I dunno, I think that's exactly what they need, though. They need that dialectical approach to basically deciding who they are. I'm not the first person to ask what a traditionally tax-and-spend party does in an era with little money, and right now there's a sort of uneasy truce between all the groups that I don't think is good for the party in the longer term. It also means you end up with the weird situation like the 10p tax bracket where they find themselves pledging to revert their own reforms.
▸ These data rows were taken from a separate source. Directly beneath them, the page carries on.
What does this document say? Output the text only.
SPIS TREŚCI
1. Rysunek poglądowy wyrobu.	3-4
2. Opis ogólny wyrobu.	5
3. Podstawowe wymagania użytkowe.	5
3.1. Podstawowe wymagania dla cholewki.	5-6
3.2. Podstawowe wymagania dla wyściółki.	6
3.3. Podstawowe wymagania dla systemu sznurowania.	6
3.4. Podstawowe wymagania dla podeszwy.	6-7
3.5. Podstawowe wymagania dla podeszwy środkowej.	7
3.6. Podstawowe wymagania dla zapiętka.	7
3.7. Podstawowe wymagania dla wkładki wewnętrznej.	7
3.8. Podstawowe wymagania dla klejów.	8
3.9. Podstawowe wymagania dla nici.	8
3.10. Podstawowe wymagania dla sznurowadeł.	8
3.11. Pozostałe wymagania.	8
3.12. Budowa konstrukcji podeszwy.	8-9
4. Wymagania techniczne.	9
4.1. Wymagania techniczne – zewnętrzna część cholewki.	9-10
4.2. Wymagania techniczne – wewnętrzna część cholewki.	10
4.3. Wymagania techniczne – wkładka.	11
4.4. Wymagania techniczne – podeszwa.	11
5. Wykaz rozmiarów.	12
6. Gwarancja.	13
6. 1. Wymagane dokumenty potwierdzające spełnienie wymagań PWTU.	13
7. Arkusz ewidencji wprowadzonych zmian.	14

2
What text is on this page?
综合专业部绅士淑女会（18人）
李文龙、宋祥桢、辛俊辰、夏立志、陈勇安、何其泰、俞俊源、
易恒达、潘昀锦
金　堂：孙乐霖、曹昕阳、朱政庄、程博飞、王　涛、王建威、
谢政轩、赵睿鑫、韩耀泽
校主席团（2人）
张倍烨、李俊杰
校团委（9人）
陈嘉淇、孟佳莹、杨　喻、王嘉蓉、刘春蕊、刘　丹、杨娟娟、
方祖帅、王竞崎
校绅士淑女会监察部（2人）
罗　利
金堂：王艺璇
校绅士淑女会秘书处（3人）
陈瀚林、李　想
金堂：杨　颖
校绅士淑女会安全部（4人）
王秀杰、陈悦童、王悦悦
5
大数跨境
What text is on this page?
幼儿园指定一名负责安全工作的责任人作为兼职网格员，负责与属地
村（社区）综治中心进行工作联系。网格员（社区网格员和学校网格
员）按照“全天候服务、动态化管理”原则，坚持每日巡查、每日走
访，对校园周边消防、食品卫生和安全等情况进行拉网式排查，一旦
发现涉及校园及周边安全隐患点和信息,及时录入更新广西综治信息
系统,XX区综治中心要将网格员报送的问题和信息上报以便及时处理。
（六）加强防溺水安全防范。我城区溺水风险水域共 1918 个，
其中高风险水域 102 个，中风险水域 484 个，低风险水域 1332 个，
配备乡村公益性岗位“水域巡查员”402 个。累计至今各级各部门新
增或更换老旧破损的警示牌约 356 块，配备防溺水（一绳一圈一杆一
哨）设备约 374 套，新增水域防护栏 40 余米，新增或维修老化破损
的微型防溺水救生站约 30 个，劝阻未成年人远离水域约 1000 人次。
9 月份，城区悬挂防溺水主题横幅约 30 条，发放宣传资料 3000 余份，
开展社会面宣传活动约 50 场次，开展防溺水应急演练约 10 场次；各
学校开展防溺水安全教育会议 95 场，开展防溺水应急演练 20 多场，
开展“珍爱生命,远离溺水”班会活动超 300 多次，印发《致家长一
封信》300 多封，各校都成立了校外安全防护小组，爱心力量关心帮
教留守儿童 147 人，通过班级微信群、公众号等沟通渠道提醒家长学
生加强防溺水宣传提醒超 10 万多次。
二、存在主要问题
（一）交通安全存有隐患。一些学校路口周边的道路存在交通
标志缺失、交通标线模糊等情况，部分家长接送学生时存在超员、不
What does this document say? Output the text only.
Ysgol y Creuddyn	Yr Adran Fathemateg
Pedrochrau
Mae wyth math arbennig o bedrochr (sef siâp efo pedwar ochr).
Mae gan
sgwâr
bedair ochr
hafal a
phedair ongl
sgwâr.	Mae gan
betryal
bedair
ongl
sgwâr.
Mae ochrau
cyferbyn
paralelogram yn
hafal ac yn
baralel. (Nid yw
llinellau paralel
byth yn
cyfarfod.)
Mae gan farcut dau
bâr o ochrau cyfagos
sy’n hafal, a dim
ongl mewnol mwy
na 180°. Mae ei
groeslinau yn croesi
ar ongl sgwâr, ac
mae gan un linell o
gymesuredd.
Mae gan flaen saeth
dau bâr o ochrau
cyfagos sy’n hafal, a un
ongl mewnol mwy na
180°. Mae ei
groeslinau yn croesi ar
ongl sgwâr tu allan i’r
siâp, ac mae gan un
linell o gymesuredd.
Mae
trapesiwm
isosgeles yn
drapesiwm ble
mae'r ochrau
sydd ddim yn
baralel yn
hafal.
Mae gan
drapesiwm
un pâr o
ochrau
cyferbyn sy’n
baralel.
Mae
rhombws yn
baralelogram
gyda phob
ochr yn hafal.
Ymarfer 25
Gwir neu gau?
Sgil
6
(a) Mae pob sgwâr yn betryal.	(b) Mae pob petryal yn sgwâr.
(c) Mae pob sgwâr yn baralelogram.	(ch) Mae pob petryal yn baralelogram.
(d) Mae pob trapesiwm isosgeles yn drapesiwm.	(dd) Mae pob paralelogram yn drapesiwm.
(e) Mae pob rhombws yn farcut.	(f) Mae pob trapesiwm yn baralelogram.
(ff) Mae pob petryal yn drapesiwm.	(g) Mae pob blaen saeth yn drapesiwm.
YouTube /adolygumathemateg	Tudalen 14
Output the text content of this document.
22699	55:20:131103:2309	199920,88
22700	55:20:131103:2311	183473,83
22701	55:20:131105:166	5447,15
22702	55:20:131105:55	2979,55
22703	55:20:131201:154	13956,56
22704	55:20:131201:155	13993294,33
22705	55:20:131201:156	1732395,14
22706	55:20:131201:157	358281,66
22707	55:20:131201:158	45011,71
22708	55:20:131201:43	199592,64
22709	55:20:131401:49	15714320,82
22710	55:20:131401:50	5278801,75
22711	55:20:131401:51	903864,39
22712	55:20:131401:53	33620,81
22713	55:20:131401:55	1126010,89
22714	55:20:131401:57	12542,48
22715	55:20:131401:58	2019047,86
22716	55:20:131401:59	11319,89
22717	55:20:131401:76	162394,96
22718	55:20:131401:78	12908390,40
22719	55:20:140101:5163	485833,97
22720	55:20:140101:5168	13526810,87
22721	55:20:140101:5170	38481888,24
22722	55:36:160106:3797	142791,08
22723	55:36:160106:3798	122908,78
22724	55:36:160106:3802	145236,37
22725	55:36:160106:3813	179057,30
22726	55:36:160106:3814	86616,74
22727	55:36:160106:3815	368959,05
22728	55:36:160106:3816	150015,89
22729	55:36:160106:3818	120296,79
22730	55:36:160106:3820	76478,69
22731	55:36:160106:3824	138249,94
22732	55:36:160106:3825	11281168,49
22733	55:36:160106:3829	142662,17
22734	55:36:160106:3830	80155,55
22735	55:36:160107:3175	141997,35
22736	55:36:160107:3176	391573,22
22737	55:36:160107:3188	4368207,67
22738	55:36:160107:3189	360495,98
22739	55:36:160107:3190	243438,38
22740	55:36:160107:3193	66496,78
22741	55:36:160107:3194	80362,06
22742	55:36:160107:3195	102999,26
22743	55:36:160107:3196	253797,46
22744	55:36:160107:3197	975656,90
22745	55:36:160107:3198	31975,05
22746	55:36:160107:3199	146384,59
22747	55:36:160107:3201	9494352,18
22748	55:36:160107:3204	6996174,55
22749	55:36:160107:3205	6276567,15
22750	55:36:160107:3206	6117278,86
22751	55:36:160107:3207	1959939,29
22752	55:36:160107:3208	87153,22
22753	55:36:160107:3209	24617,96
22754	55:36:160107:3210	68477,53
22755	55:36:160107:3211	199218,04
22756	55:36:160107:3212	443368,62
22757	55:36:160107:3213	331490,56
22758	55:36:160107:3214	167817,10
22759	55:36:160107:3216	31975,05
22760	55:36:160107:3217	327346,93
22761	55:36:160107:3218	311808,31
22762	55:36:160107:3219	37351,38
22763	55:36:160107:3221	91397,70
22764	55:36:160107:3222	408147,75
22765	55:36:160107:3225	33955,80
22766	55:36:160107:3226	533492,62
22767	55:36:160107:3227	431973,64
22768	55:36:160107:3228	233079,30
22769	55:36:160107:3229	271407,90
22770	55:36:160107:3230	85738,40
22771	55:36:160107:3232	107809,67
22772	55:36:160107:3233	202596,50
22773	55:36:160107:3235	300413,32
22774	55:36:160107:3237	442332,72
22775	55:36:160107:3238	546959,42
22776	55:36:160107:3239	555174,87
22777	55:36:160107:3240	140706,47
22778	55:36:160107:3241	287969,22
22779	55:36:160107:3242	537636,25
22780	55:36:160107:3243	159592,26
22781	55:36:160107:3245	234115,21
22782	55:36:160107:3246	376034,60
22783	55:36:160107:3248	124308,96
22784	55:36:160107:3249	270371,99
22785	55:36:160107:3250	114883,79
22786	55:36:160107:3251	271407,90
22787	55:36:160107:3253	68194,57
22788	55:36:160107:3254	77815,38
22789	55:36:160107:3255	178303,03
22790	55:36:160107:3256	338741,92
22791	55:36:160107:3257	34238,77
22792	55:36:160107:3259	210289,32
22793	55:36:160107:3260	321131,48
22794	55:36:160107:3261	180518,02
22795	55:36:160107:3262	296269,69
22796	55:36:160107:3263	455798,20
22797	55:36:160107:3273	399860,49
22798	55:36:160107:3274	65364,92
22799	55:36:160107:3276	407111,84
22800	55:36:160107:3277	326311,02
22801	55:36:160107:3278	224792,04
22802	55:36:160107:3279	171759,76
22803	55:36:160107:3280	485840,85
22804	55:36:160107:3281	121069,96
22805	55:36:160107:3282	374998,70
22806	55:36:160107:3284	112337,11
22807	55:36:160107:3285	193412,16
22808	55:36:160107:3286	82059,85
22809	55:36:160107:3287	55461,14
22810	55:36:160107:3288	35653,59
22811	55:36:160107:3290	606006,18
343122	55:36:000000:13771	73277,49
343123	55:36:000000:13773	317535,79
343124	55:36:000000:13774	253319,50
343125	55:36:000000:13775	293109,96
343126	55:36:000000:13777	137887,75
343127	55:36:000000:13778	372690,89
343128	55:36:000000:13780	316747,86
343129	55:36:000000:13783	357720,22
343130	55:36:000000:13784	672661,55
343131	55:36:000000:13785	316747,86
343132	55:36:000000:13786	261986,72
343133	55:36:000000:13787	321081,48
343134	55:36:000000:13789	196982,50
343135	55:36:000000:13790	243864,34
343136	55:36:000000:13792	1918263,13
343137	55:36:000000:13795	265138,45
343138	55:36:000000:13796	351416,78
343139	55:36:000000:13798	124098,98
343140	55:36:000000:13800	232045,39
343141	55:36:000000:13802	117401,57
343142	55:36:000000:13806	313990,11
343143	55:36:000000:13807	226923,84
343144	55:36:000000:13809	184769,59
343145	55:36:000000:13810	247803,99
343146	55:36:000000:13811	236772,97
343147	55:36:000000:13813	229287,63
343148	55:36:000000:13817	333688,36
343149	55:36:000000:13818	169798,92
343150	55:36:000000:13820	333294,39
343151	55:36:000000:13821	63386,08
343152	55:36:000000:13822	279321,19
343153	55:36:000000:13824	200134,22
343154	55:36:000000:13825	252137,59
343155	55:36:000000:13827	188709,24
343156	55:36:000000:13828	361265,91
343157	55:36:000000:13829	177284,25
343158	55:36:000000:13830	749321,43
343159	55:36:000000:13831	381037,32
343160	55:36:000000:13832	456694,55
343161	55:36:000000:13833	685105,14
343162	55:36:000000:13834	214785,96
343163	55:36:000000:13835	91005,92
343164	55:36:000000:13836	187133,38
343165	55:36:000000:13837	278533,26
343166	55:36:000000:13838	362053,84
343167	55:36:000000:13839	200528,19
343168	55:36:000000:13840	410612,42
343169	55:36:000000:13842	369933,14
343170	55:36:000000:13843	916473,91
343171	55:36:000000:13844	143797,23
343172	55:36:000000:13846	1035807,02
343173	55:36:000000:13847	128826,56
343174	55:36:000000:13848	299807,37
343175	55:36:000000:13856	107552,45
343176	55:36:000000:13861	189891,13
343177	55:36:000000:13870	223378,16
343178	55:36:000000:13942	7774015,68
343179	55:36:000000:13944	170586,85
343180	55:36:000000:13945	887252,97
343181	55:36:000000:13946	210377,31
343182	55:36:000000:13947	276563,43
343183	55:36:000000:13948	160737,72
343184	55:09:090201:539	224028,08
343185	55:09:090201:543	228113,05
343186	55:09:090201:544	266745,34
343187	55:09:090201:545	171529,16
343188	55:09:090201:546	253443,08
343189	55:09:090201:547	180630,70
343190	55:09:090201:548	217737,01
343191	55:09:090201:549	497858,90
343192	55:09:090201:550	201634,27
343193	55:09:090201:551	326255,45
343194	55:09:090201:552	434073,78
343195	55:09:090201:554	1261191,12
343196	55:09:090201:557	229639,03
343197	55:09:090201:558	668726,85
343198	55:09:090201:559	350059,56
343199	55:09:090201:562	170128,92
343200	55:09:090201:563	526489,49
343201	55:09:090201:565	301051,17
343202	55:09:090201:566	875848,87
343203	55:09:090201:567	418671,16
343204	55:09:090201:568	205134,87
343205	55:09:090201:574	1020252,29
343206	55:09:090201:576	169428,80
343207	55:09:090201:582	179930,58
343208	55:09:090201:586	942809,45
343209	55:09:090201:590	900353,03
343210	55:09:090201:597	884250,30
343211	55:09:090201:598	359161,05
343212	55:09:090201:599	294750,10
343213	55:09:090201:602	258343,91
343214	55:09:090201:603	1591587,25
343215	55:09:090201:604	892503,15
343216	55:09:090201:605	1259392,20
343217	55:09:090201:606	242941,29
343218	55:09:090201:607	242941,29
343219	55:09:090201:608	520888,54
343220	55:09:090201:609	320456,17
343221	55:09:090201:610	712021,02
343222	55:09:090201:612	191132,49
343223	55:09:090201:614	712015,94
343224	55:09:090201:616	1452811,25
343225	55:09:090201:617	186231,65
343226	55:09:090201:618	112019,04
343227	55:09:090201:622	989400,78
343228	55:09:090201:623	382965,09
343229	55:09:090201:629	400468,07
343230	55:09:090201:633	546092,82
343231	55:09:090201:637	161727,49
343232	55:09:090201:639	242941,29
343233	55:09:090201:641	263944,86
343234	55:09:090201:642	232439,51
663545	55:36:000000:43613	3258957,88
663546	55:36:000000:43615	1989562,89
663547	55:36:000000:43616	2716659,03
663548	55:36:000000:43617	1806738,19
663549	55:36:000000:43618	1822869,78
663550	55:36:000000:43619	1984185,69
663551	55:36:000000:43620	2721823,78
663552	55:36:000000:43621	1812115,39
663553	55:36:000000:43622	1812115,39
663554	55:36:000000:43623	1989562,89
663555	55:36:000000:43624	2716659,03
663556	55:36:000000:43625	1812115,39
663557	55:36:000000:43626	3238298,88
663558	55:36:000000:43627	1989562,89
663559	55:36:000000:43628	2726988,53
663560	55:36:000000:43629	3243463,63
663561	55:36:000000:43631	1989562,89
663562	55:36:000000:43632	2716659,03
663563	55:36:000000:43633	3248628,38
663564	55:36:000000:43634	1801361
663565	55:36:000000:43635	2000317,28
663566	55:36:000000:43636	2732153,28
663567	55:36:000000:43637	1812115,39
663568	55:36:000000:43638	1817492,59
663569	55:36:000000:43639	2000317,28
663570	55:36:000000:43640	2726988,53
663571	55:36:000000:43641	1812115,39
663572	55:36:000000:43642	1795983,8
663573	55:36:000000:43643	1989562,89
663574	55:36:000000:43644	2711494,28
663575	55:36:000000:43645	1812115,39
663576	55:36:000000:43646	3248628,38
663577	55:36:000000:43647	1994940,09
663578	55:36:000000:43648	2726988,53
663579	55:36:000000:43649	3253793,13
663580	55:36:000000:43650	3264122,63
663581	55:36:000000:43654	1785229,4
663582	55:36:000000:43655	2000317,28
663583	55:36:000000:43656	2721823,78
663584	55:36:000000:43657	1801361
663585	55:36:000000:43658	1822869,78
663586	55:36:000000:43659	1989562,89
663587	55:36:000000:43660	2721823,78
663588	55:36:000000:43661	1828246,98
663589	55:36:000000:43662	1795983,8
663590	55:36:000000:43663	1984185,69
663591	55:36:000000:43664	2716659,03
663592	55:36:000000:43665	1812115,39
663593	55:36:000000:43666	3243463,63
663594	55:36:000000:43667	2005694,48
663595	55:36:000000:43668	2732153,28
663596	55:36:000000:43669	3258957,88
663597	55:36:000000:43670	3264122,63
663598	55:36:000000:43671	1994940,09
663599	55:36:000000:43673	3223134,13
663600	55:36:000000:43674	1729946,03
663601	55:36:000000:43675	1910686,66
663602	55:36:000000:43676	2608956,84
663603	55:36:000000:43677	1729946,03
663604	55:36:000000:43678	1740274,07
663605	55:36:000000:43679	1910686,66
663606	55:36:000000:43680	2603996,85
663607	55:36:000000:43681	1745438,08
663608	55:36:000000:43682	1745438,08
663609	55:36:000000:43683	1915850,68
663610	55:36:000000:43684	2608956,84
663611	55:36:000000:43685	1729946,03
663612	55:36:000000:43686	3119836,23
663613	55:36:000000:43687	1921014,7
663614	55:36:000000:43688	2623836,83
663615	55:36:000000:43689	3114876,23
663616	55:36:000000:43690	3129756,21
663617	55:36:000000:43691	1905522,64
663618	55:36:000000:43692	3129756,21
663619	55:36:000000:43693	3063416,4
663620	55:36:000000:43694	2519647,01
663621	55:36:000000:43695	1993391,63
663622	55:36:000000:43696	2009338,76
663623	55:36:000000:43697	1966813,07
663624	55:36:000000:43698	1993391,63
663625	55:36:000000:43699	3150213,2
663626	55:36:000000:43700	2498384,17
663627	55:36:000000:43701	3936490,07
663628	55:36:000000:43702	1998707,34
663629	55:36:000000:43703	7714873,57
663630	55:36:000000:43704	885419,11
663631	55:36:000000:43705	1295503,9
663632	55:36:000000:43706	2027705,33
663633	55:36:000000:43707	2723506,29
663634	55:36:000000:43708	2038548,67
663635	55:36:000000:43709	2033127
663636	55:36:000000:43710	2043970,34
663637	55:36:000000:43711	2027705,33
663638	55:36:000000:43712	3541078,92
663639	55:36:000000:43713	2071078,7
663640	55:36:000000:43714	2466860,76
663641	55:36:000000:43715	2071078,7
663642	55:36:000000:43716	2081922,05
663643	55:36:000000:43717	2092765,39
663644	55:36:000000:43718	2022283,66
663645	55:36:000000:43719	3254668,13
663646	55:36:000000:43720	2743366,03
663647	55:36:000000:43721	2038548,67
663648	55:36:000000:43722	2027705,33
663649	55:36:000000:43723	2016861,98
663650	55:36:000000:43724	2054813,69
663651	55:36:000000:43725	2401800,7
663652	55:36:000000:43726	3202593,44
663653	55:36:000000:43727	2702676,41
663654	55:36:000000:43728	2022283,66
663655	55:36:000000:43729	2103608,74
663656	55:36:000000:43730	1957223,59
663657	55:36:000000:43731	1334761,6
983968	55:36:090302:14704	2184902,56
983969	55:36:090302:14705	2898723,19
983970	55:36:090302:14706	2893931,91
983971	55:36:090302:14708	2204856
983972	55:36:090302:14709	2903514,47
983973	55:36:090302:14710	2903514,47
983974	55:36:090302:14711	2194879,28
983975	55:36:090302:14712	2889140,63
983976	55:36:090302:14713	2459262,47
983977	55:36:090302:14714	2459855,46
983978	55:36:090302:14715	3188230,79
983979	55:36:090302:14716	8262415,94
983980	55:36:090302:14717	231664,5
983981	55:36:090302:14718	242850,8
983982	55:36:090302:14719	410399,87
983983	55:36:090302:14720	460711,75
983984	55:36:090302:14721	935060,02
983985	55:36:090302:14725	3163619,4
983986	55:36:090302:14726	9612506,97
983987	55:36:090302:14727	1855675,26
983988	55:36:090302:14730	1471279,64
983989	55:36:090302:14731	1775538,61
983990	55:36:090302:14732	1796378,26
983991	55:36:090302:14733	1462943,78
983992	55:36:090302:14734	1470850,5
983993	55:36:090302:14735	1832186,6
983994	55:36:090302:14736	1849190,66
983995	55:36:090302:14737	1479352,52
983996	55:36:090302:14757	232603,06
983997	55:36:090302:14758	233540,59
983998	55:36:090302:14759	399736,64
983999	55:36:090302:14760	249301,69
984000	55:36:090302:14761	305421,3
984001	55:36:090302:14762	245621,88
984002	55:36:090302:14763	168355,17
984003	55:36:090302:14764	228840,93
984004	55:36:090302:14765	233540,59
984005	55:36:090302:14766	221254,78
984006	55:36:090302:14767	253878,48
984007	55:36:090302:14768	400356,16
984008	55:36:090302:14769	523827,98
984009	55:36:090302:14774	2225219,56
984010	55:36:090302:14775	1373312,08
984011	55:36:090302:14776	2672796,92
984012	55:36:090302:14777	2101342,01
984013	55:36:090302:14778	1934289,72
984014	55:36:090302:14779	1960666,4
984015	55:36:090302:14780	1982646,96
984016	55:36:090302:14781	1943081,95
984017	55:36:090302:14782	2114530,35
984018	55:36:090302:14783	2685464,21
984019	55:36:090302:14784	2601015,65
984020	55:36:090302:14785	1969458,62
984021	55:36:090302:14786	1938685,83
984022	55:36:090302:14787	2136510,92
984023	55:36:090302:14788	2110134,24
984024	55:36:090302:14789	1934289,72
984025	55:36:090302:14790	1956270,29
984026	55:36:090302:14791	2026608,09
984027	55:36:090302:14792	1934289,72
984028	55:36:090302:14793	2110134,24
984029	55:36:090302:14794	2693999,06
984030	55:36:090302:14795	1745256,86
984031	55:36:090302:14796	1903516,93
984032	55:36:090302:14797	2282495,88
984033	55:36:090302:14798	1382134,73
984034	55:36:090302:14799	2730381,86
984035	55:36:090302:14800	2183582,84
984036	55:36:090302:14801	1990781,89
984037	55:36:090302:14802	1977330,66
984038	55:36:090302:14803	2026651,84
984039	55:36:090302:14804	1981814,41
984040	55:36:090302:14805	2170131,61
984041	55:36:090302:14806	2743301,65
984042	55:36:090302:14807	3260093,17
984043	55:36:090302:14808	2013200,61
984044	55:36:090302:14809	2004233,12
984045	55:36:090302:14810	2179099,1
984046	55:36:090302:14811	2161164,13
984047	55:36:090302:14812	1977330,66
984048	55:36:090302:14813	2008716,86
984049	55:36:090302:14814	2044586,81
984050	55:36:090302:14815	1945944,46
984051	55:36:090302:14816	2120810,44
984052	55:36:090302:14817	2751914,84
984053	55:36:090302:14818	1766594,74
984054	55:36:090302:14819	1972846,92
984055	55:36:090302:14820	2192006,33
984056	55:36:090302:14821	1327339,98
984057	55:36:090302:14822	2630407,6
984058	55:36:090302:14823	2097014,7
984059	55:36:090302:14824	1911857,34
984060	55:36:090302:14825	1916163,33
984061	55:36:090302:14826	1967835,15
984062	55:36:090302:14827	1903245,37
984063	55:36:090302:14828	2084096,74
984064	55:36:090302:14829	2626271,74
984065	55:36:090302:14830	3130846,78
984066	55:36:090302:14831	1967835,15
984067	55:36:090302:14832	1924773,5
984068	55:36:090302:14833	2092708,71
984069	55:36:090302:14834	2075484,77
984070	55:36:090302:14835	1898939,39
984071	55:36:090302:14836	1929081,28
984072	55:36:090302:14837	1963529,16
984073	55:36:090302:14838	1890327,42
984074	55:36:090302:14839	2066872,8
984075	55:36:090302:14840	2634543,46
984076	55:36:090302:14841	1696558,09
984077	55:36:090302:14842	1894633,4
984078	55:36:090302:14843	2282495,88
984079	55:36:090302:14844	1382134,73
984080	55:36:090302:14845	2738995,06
As for his policy positions, I think there are actually a fair old number now. Just to run through a brief list;
- Gas and electricity price freeze until 2017
- Reintroduce the 10p starting tax rate
- Expanding free child care for 3 and 4 year olds to 25 hours a week for working parents
- Build 200,000 homes a year by 2020
- A legislated version of the living wage
- The Compulsory Jobs Guarantee
- Closing loopholes relating to the zero hour contract
- Reduce the small business multiplier in business rate for 2015, and freeze it for 2016
- A mansion tax on properties valued at over £2 million
- Means-tested fuel allowance
- Investing the OBR with auditing powers
- Increased subsidies for regional banks
- A break-up of the major banks
- Force energy companies to separate generation and supply ends of the business, and use an open market to monitor pricing between the two halves
There are more, but I'm bored now. Suffice to say, it seems a bit weird to say "they have no policies" when they have quite a number of policies. They've even published two booklets full of them, and the Policy Review isn't even finished yet. I think many erstwhile Labour supporters are actually quiet because a fair few of those policies aren't really what they wanted - the Compulsory Jobs Guarantee being a big example. Miliband is more centrist than a number of people expected.
But I also think a lot of them are "have a pony" style nothing-policies. Build 200,000 houses a year? The last government had a target of 240,000 a year and they just... didn't. Clegg has said the Lib Dems want to target 300,000 and it's the official position of the Conservatives to boost house building but they don't have a specific target. "Closing loopholes", "stop abuse" (re: 0-hour) is political cover for "we don't want to tell you what we'll do" etc. Then there's a few about the minutiae of specific functioning of industries (energy) and government (OBR). Obviously he's announced more than 3 policies, but they're by no means a meaningful offer, especially for 10 months out from an election.
As leader of the opposition, it's his responsibility to offer a meaningful alternative, but I don't think he's done that. Now that he's signed up to the Tory spending plans, he needs to stop saying "that cut's wrong" and start saying "we'd cut this". He talks about the cost of living and about how Labour would "fundamentally reshape our economy" but then offers a cap on energy costs and tweaks in the business rates. I think people would love a genuine offer to reshape the economy - a minimum income system, dramatic changes to the income tax system, switching to a land-based tax system, etc. But the list you offered doesn't really seem to do that. Yesterday was the most significant foreign policy day of the parliament imo - moreso even than Syria (though even that was a bit of a balls up - more MPs voted
for a future debate than against, but Miliband's intervention effectively split the vote into two separate bills and somehow he promoted that as him holding back the baying hounds) and Miliband was in the US. Now I don't care about him trying to meet Obama - whatever, he wants to be Prime Minister and there's nothing wrong with him meeting the President of our biggest ally - but yesterday the voice of opposition (or support) on the UK's foreign policy position both regarding Gaza/Israel and Ukraine/Russia was put forward by Harman. Not even the shadow Foreign secretary, but Harman. And that's nothing against her (I've actually warmed to her in the last 4 years), but she's not the one asking to be Prime Minister. In five or two or one year, no one will remember it, but isn't that rather the point? No one will remember it, because he wasn't there. It must be hard to get behind a "leader" like that.